The core off-chain lifecycle is:

1. Register a service with `POST /api/v1/services`.
2. Record usage with `POST /api/v1/usage`.
3. Quote the outstanding bill with `GET /api/v1/billing/:agent/:serviceId`.
4. Drain the counter with `POST /api/v1/settle`.
5. Use a future settlement job to connect the drained quote to an on-chain
payment or contract event.

```mermaid
sequenceDiagram
participant Agent
participant Backend
participant Store as usageStore/servicesStore
participant Events as eventLog
participant Chain as Future Stellar settlement

Agent->>Backend: POST /api/v1/usage {agent, serviceId, requests}
Backend->>Store: usageKey(agent, serviceId) += requests
Backend->>Events: recordEvent("usage.recorded", ...)
Backend-->>Agent: 201 {agent, serviceId, total}

Agent->>Backend: GET /api/v1/billing/:agent/:serviceId
Backend->>Store: read requests and priceStroops
Backend-->>Agent: 200 {requests, priceStroops, billedStroops}

Agent->>Backend: POST /api/v1/settle {agent, serviceId}
Backend->>Store: read requests, compute billedStroops
Backend->>Store: set usageKey(agent, serviceId) to 0
Backend->>Events: recordEvent("usage.settled", ...)
Backend-->>Agent: 200 {requests, priceStroops, billedStroops}

Backend-->>Chain: planned job submits or verifies payment
```

`POST /api/v1/settle` is deliberately an accounting drain. It mirrors the
shape of an on-chain settlement calculation by multiplying outstanding requests
by `priceStroops`, but the route does not submit a Stellar transaction, escrow
funds, or prove payment.

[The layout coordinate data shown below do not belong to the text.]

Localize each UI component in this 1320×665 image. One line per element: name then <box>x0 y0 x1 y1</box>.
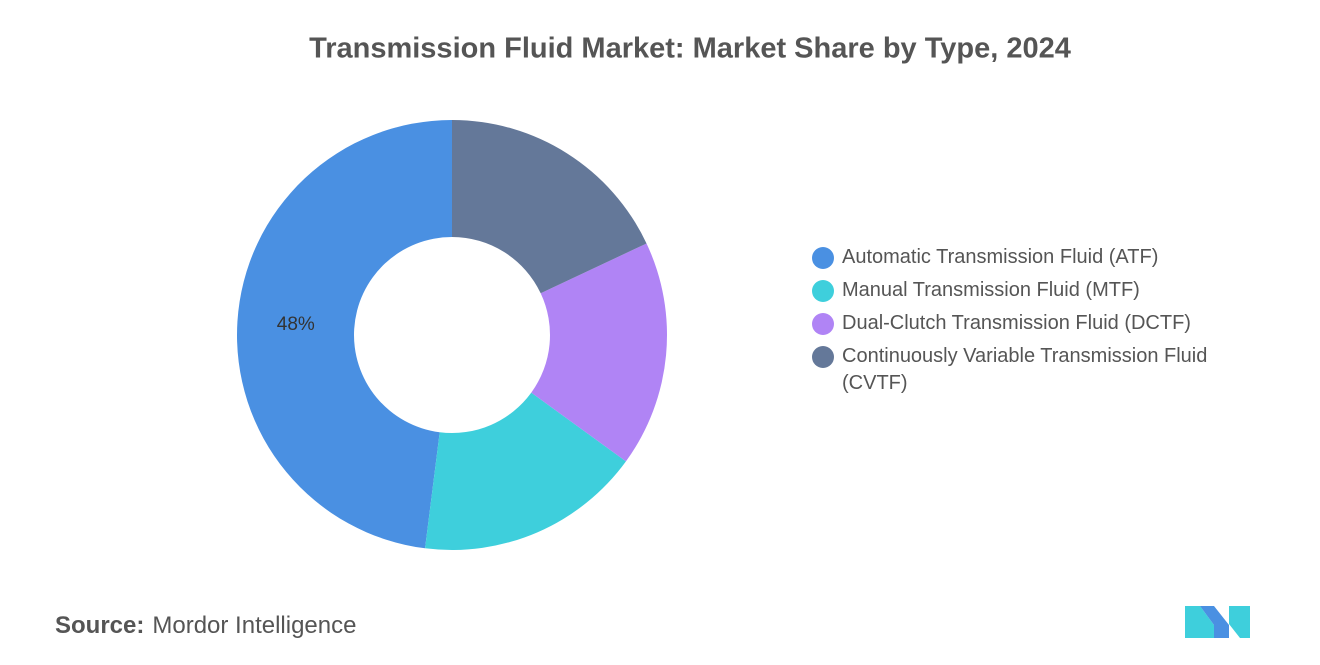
legend-item: Automatic Transmission Fluid (ATF) <box>812 244 1252 271</box>
slice <box>531 243 667 462</box>
legend-item: Manual Transmission Fluid (MTF) <box>812 277 1252 304</box>
legend-item: Dual-Clutch Transmission Fluid (DCTF) <box>812 310 1252 337</box>
legend: Automatic Transmission Fluid (ATF) Manual… <box>812 244 1252 403</box>
legend-label: Manual Transmission Fluid (MTF) <box>842 279 1140 301</box>
slice-label: 48% <box>277 314 315 335</box>
legend-label: Automatic Transmission Fluid (ATF) <box>842 246 1159 268</box>
legend-swatch <box>812 346 834 368</box>
legend-item: Continuously Variable Transmission Fluid… <box>812 343 1252 397</box>
slice <box>452 120 647 294</box>
chart-title: Transmission Fluid Market: Market Share … <box>309 33 1071 65</box>
slice <box>425 392 626 551</box>
legend-label: Continuously Variable Transmission Fluid… <box>842 345 1208 394</box>
slice <box>236 120 452 549</box>
source-label: Source: <box>55 612 145 639</box>
legend-swatch <box>812 247 834 269</box>
legend-swatch <box>812 313 834 335</box>
source-text: Mordor Intelligence <box>152 612 357 639</box>
legend-label: Dual-Clutch Transmission Fluid (DCTF) <box>842 312 1191 334</box>
legend-swatch <box>812 280 834 302</box>
logo <box>1185 606 1250 638</box>
source: Source: Mordor Intelligence <box>55 612 356 640</box>
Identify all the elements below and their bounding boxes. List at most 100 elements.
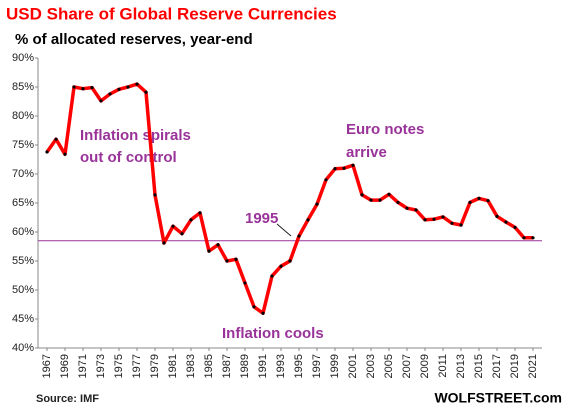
x-tick-label: 2005 [383,354,395,378]
y-tick-label: 85% [12,81,34,93]
y-tick-label: 55% [12,255,34,267]
x-tick-label: 1985 [203,354,215,378]
data-point [153,193,157,197]
data-point [63,152,67,156]
data-point [405,206,409,210]
x-tick-label: 1977 [131,354,143,378]
data-point [99,99,103,103]
x-tick-label: 2015 [473,354,485,378]
data-point [306,218,310,222]
x-tick-label: 1999 [329,354,341,378]
y-tick-label: 50% [12,284,34,296]
x-tick-label: 1983 [185,354,197,378]
data-point [513,225,517,229]
x-tick-label: 1989 [239,354,251,378]
data-point [234,257,238,261]
y-tick-label: 45% [12,313,34,325]
annotation: out of control [80,149,177,166]
brand: WOLFSTREET.com [434,390,562,406]
data-point [432,217,436,221]
data-point [414,208,418,212]
data-point [162,241,166,245]
data-point [90,85,94,90]
x-tick-label: 1969 [59,354,71,378]
x-tick-label: 2011 [437,354,449,378]
data-point [261,311,265,315]
chart-title: USD Share of Global Reserve Currencies [6,4,337,23]
x-tick-label: 2007 [401,354,413,378]
data-point [477,196,481,200]
data-point [81,87,85,91]
y-tick-label: 65% [12,197,34,209]
data-point [333,167,337,171]
x-tick-label: 1991 [257,354,269,378]
data-point [216,243,220,247]
source: Source: IMF [36,393,99,405]
data-point [297,234,301,238]
annotation: Inflation cools [222,325,324,342]
annotation: 1995 [245,210,278,227]
y-tick-label: 60% [12,226,34,238]
data-point [387,192,391,196]
x-tick-label: 2021 [527,354,539,378]
x-tick-label: 2017 [491,354,503,378]
data-point [198,211,202,215]
x-tick-label: 1979 [149,354,161,378]
data-point [171,224,175,228]
data-point [468,200,472,205]
data-line [45,82,533,315]
y-tick-label: 90% [12,52,34,64]
annotation: Euro notes [346,121,424,138]
data-point [504,220,508,224]
data-point [180,232,184,236]
x-tick-label: 1967 [41,354,53,378]
data-point [396,200,400,205]
data-point [360,193,364,197]
data-point [531,236,535,240]
x-tick-label: 2009 [419,354,431,378]
data-point [279,264,283,268]
data-point [342,166,346,170]
annotation-pointer [276,223,292,237]
x-tick-label: 1971 [77,354,89,378]
y-tick-label: 40% [12,342,34,354]
data-point [423,218,427,222]
x-tick-label: 1975 [113,354,125,378]
data-point [54,137,58,141]
data-point [135,82,139,86]
data-point [288,259,292,263]
data-point [243,281,247,285]
chart-subtitle: % of allocated reserves, year-end [15,31,253,48]
data-point [351,163,355,167]
data-point [378,198,382,202]
data-point [117,87,121,91]
data-point [126,85,130,89]
data-point [270,274,274,278]
data-point [72,85,76,89]
data-point [144,90,148,94]
x-tick-label: 1997 [311,354,323,378]
annotation: arrive [346,144,387,161]
data-point [369,198,373,202]
data-point [450,221,454,225]
data-point [441,215,445,219]
data-point [495,214,499,218]
data-point [225,259,229,263]
x-tick-label: 1987 [221,354,233,378]
annotation: Inflation spirals [80,127,191,144]
x-tick-label: 1981 [167,354,179,378]
y-tick-label: 80% [12,110,34,122]
x-tick-label: 1995 [293,354,305,378]
x-tick-label: 1973 [95,354,107,378]
data-point [207,249,211,253]
x-tick-label: 2001 [347,354,359,378]
data-point [459,223,463,227]
y-tick-label: 75% [12,139,34,151]
data-point [189,218,193,222]
data-point [315,202,319,206]
x-tick-label: 2003 [365,354,377,378]
data-point [522,236,526,240]
data-point [108,92,112,96]
x-tick-label: 2019 [509,354,521,378]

Consumers should pair settlement responses with a
contract transaction or ledger event before marking an invoice paid.

## Trust Model

The current API is open for local development and demos:

- API keys can be created and recognized, but most routes do not require a key.
- The pause guard is operational protection, not authentication.
- Request IDs support correlation and auditability, not authorization.
- CORS is allowlist-based only when `CORS_ALLOWED_ORIGINS` is configured.
- Rate limiting is in-process and IP-based, so it resets on restart and is not
shared across replicas.

Production deployments should add durable authentication, authorization, shared
rate limiting, persistent storage, and a verified settlement worker before using
the backend as a payment control plane.

## Planned Durability and Settlement Job

The natural durability boundary is the set of maps in `src/store/state.ts` and
the bounded `eventLog` in `src/events.ts`. A future store adapter should keep the
public route contracts unchanged while persisting:

- usage counters keyed by `usageKey(agent, serviceId)`;
- registered services, disabled state, and service metadata;
- audit events emitted by `recordEvent`;
- API keys and webhook subscriptions.

A future settlement job should consume drained settlement records or audit
events, submit or verify the Stellar-side payment, then attach the transaction
result to the backend audit trail. Until that exists, the backend remains a
metering and quote service rather than an on-chain payment executor.